The arcane system by which songwriters, publishers and other rights-holders get compensated when their music is played on the radio in the United States is complicated enough, with quasi-governmental bodies that decide how many pennies each instance will cost, and so on. But at least the fees that are charged aren’t so high that they threaten to make it uneconomic to run a radio station (not yet). Internet radio, by contrast, is almost at that point, according to Tim Westergren, the founder of Pandora (and a former musician), one of the leading Internet streaming-audio services — and one I used to enjoy using until it was forced to cut off access to users outside of the United States.
This danger, which Westergren describes in the Washington Post story linked above, isn’t new. The Pandora founder was warning about it in interviews over a year ago, and so were other Internet audio players. The freight train that is currently bearing down on Pandora and similar services got underway more than six years ago, and since then there has been much frantic lobbying by both sides. Finally, last year, a federal agency boosted the rate that Internet radio stations have to pay — it has already doubled, and by 2010 will have tripled. Westergren says the licensing fees that Pandora has to pay this year will consume about 70 per cent of the company’s revenues of about $25-million.
As many people have pointed out — including Doc Searls, who posted a good overview last year — the music industry clearly sees Internet radio as an opportunity to institute fees that it hasn’t been able to get from regular radio stations (although outside of the United States, payments to artists based on radio play are fairly common). Not surprisingly, the industry has been trying to change that state of affairs as well, in many cases using the Internet radio decisions for leverage, and even going so far as to argue that radio airplay is a “form of piracy.”
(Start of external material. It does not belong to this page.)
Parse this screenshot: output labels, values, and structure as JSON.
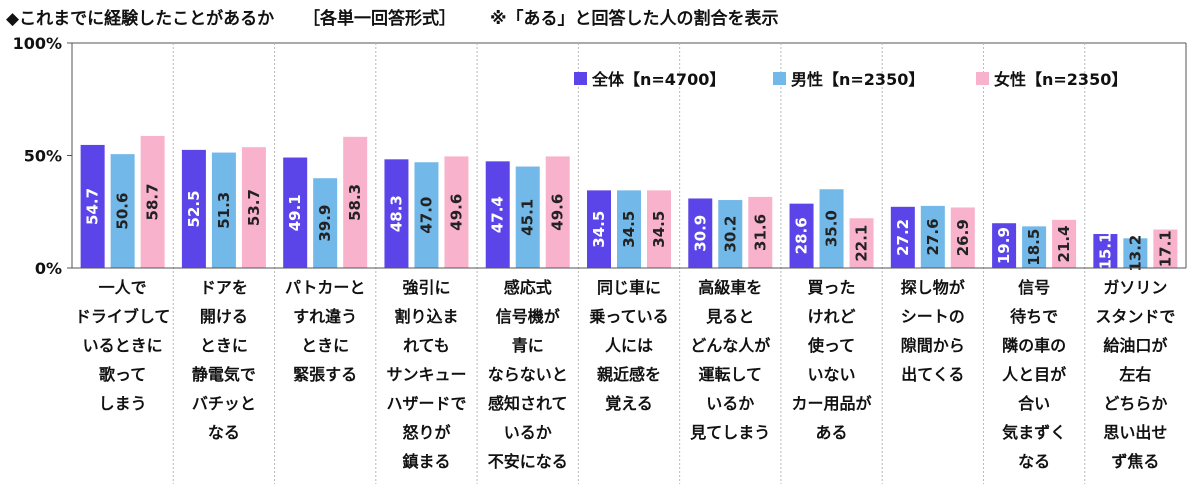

Obviously, some of what Westergren is saying — and has been saying for the past year or more — is designed to put pressure on the music industry and get it to agree to lower royalty rates, something the Washington Post says is being promoted by at least one congressman. But all hyperbole and spin aside, if those rates don’t get reduced there appears to be a very real chance that services like Pandora may cease to exist, and I think that would leave us all a little poorer as a result — and not just music listeners, but musicians as well.